Les déclarations du Dr Jean-Pierre Calot au micro de Carré d’info, un site tourné vers l’actualité toulousaine, n’ont pas manqué de faire bondir la communauté hier soir. Chef de service à l’Établissement français du sang (EFS) de la région Midi-Pyrénées, il estime que l’exclusion des homosexuels est légitime car ils sont plus touchés par le VIH ou des hépatites que les personnes hétérosexuelles.

Mais là où le bât blesse, c’est lorsque le médecin s’exprime sur les pratiques sexuelles des hommes homos. Autant les lesbiennes sont hors de danger car «il n’y a pas de risque de contamination avec un godemiché», autant les gays doivent faire l’objet de précautions particulières. Il semble évident au Dr Jean-Pierre Calot qu’un vagin «est fait pour avoir des rapports sexuels» alors qu’un anus «n’est pas fait pour ça». «Il y a un risque de contamination par la muqueuse anale, explique le médecin. Donc dès qu’il y a une érosion, une petite plaie, si un partenaire est séropositif, il y a transmission», assure-t-il.

Pour le collectif Homodonneur, également interviewé, les précautions prises par l’EFS suffiraient pourtant à écarter les risques.

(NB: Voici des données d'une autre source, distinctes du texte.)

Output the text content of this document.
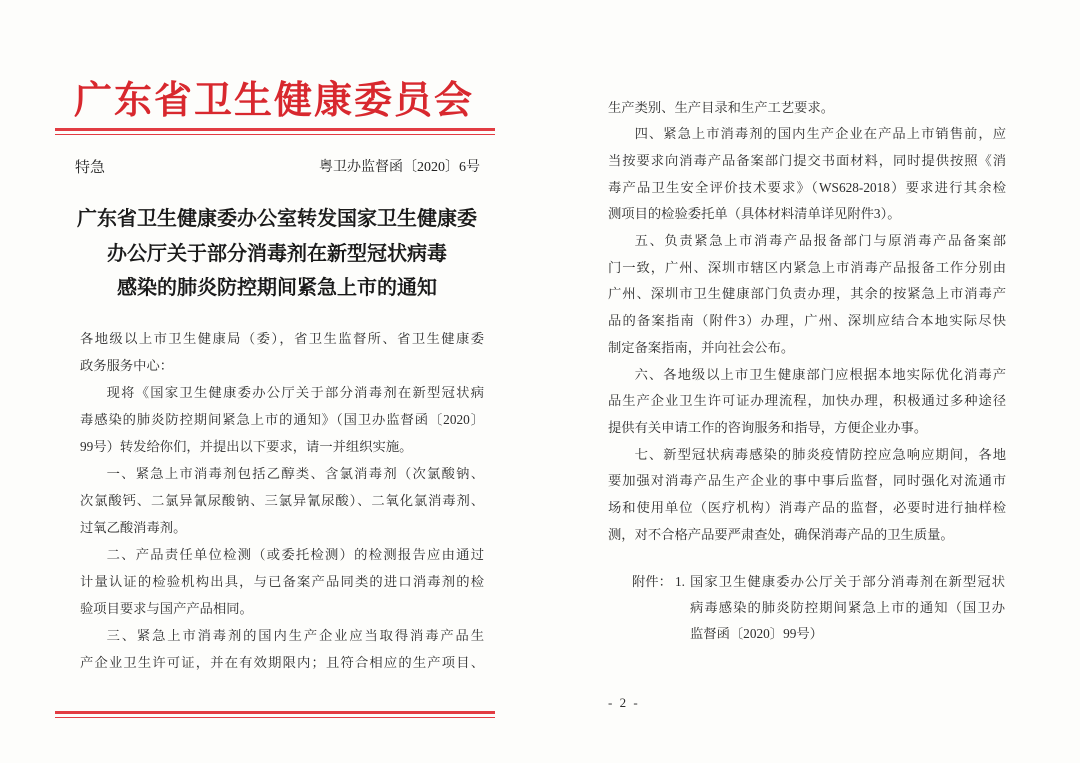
广东省卫生健康委员会
特急	粤卫办监督函〔2020〕6号
广东省卫生健康委办公室转发国家卫生健康委
办公厅关于部分消毒剂在新型冠状病毒
感染的肺炎防控期间紧急上市的通知
各地级以上市卫生健康局（委），省卫生监督所、省卫生健康委
政务服务中心：
现将《国家卫生健康委办公厅关于部分消毒剂在新型冠状病
毒感染的肺炎防控期间紧急上市的通知》（国卫办监督函〔2020〕
99号）转发给你们，并提出以下要求，请一并组织实施。
一、紧急上市消毒剂包括乙醇类、含氯消毒剂（次氯酸钠、
次氯酸钙、二氯异氰尿酸钠、三氯异氰尿酸）、二氧化氯消毒剂、
过氧乙酸消毒剂。
二、产品责任单位检测（或委托检测）的检测报告应由通过
计量认证的检验机构出具，与已备案产品同类的进口消毒剂的检
验项目要求与国产产品相同。
三、紧急上市消毒剂的国内生产企业应当取得消毒产品生
产企业卫生许可证，并在有效期限内；且符合相应的生产项目、
生产类别、生产目录和生产工艺要求。
四、紧急上市消毒剂的国内生产企业在产品上市销售前，应
当按要求向消毒产品备案部门提交书面材料，同时提供按照《消
毒产品卫生安全评价技术要求》（WS628-2018）要求进行其余检
测项目的检验委托单（具体材料清单详见附件3）。
五、负责紧急上市消毒产品报备部门与原消毒产品备案部
门一致，广州、深圳市辖区内紧急上市消毒产品报备工作分别由
广州、深圳市卫生健康部门负责办理，其余的按紧急上市消毒产
品的备案指南（附件3）办理，广州、深圳应结合本地实际尽快
制定备案指南，并向社会公布。
六、各地级以上市卫生健康部门应根据本地实际优化消毒产
品生产企业卫生许可证办理流程，加快办理，积极通过多种途径
提供有关申请工作的咨询服务和指导，方便企业办事。
七、新型冠状病毒感染的肺炎疫情防控应急响应期间，各地
要加强对消毒产品生产企业的事中事后监督，同时强化对流通市
场和使用单位（医疗机构）消毒产品的监督，必要时进行抽样检
测，对不合格产品要严肃查处，确保消毒产品的卫生质量。
附件： 1. 国家卫生健康委办公厅关于部分消毒剂在新型冠状
病毒感染的肺炎防控期间紧急上市的通知（国卫办
监督函〔2020〕99号）
- 2 -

Des tests sont effectués sur tous les dons et un entretien médical a lieu avant chaque prélèvement. Des procédures qui, selon le Dr Jean-Pierre Calot, n’empêchent pas de donner leur sang les individus les plus «dangereux», à savoir «l’homme normal (sic), marié, père de famille, et qui va de temps en temps avoir un rapport avec un travesti, estime le médecin. Celui-là, il n’a pas l’impression d’être homosexuel parce qu’il a un rapport avec un travesti. L’homosexuel, le vrai, il ne va pas avoir un rapport avec un travesti parce qu’il n’aime pas les femmes, alors il aime encore moins les ersatz de femmes.»

Il se satisfait finalement du statu quo. Les pays étrangers qui autorisent les homosexuels à donner leur sang ont préféré adopter une «position électoraliste», affirme-t-il. L’EFS n’a d’ailleurs pas besoin du sang des personnes homosexuelles, car «ça ne fait pas perdre beaucoup de dons et ça sécurise pour le receveur», assure le docteur.